Beach Boys e Girlschool, dois DVDs injustiçados

Estadão

20 de julho de 2013 | 07h43

Boas dicas dadas elo crítico musical Regis Tadeu, que escreve a coluna Na Mira do Regis, no Yahoo:

BEACH BOYS
Beach Boys 50 – Live in Concert (Universal)
80 minutos, inglês sem legendas, Dolby Digital 2.0, todas as regiões.
Foi no ano passado que alguns integrantes do lendário grupo americano resolveram fazer uma trégua temporária em suas eternas brigas e discussões para realizar alguns shows comemorativos dos 50 anos de existência da banda e, se possível, lançar um disco só com canções inéditas.

Esta “paz com dias contados” rendeu um álbum no mínimo interessante – That’s Why God Made the Radio – e uma turnê que está registrada neste bom DVD duplo. Nos shows, um incrivelmente “rejuvenescido” – se preferir, leia “menos lesado” – Brian Wilson aparece ao lado de seus desafetos Al Jardine e Mike Love, mais o velho Bruce Johnston, o guitarrista David Marks e um monte de músicos na banda de apoio. Tudo para tentar recriar o que fosse possível daqueles arranjos sensacionais que sempre estavam presentes nas canções dos Beach Boys.
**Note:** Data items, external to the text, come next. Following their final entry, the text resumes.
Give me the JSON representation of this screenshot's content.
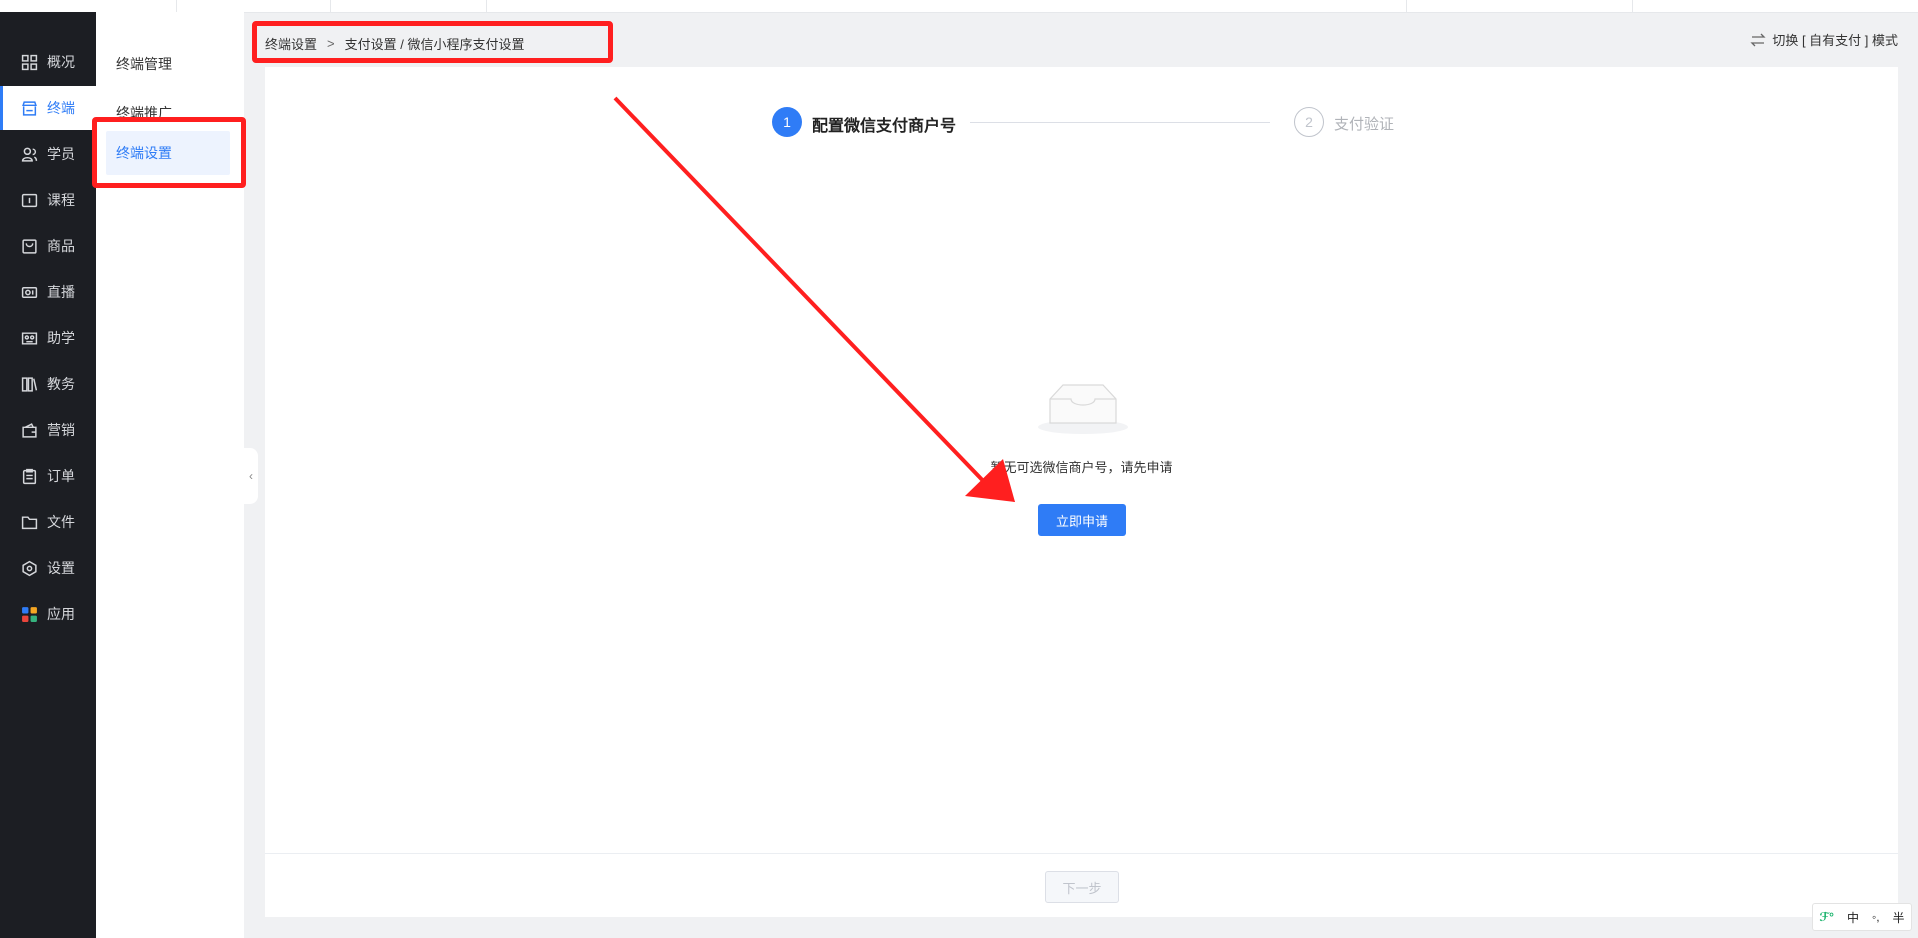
{
  "sidebar": {
    "items": [
      {
        "label": "概况",
        "icon": "grid-icon"
      },
      {
        "label": "终端",
        "icon": "store-icon"
      },
      {
        "label": "学员",
        "icon": "users-icon"
      },
      {
        "label": "课程",
        "icon": "course-icon"
      },
      {
        "label": "商品",
        "icon": "bag-icon"
      },
      {
        "label": "直播",
        "icon": "video-camera-icon"
      },
      {
        "label": "助学",
        "icon": "study-icon"
      },
      {
        "label": "教务",
        "icon": "books-icon"
      },
      {
        "label": "营销",
        "icon": "wallet-icon"
      },
      {
        "label": "订单",
        "icon": "clipboard-icon"
      },
      {
        "label": "文件",
        "icon": "folder-icon"
      },
      {
        "label": "设置",
        "icon": "hexagon-settings-icon"
      },
      {
        "label": "应用",
        "icon": "apps-icon"
      }
    ],
    "active_index": 1
  },
  "submenu": {
    "items": [
      {
        "label": "终端管理"
      },
      {
        "label": "终端推广"
      },
      {
        "label": "终端设置"
      }
    ],
    "active_index": 2
  },
  "breadcrumb": {
    "first": "终端设置",
    "separator": ">",
    "second": "支付设置 / 微信小程序支付设置"
  },
  "mode_switch": {
    "label": "切换 [ 自有支付 ] 模式",
    "icon": "swap-arrows-icon"
  },
  "steps": [
    {
      "number": "1",
      "label": "配置微信支付商户号",
      "state": "active"
    },
    {
      "number": "2",
      "label": "支付验证",
      "state": "pending"
    }
  ],
  "empty_state": {
    "icon": "empty-inbox-icon",
    "text": "暂无可选微信商户号，请先申请",
    "button": "立即申请"
  },
  "footer": {
    "next_button": "下一步"
  },
  "ime": {
    "logo": "ℱ°",
    "mode": "中",
    "punct": "◦,",
    "width": "半"
  },
  "colors": {
    "accent": "#2f7cf6",
    "sidebar_bg": "#1c1e23",
    "annotation": "#ff1f1f"
  }
}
Chega ser divertido ver os velhinhos tentando aparentar alguns sinais da juventude perdidas em algum lugar do passado em clássicos que jamais envelhecem, como “Californa Girls”, “Wouldn’t It Be Nice” e “I Get Around”. A execução das canções é bacana de um modo geral, embora no DVD não estejam todas as músicas do show, o que é algo a se lamentar nos dias de hoje.

No disco 2 há um documentário interessante, em que parte da história do grupo é contada nos dias atuais pelos integrantes, com a inclusão de algumas cenas antigas bem escolhidas e outras mais recentes, mostrando os caras durante a gravação do álbum de estúdio acima citado.

Boa pedida para quem quer apenas assistir a um show divertido…

GIRLSCHOOL
Live From the Canden Palace (ST2)
60 minutos, inglês sem legendas, Dolby Digital 2.0, região 0.
É um DVD indicado apenas para quem gosta muito desta banda feminina inglesa de heavy metal dos anos 80, meio que “irmã do Motörhead”, já que mostra uma apresentação do quarteto na fase em que tentavam diluir um pouco o seu som para entrar no mercado americano.

Claro que a estratégia foi um fracasso, pois além de não serem bonitas, elas não conseguiram tirar alguns resquícios da maravilhosa ‘sujeira tosca’ de seu som inicial, algo que os Estados Unidos não toleravam. O máximo que conseguiram nesta fase foi soar como uma versão um pouco mais ‘podreira’ das Runaways.

Gravado em 1984, quando as meninas estavam divulgando um disco muito ruim – Running Wild -, o show em questão tem o mérito de mostrar que até mesmo algumas canções que soaram extremamente polidas nos discos receberam um tratamento mais energético, como são os casos de “Play Dirty” e “Rock Me, Shock Me”.

A então vocalista Jackie Bodimead, embora fosse o protótipo estético do pavoroso “hair metal” que rolava naqueles tempos nos Estados Unidos, até que mandou bem nos vocais das canções antigas, como “Emergency” e “C’mon Let’s Go”. Enquanto a baterista Denise Duffort compensou o que lhe sempre lhe faltou em beleza com a força com que tocava seus tambores e pratos, a então novata guitarrista solo Chris Bonacci – que substituiu na ocasião a carismática Kelly Johnson – mandou muito bem, soando como uma versão feminina do Rick Derringer, principalmente no aspecto físico.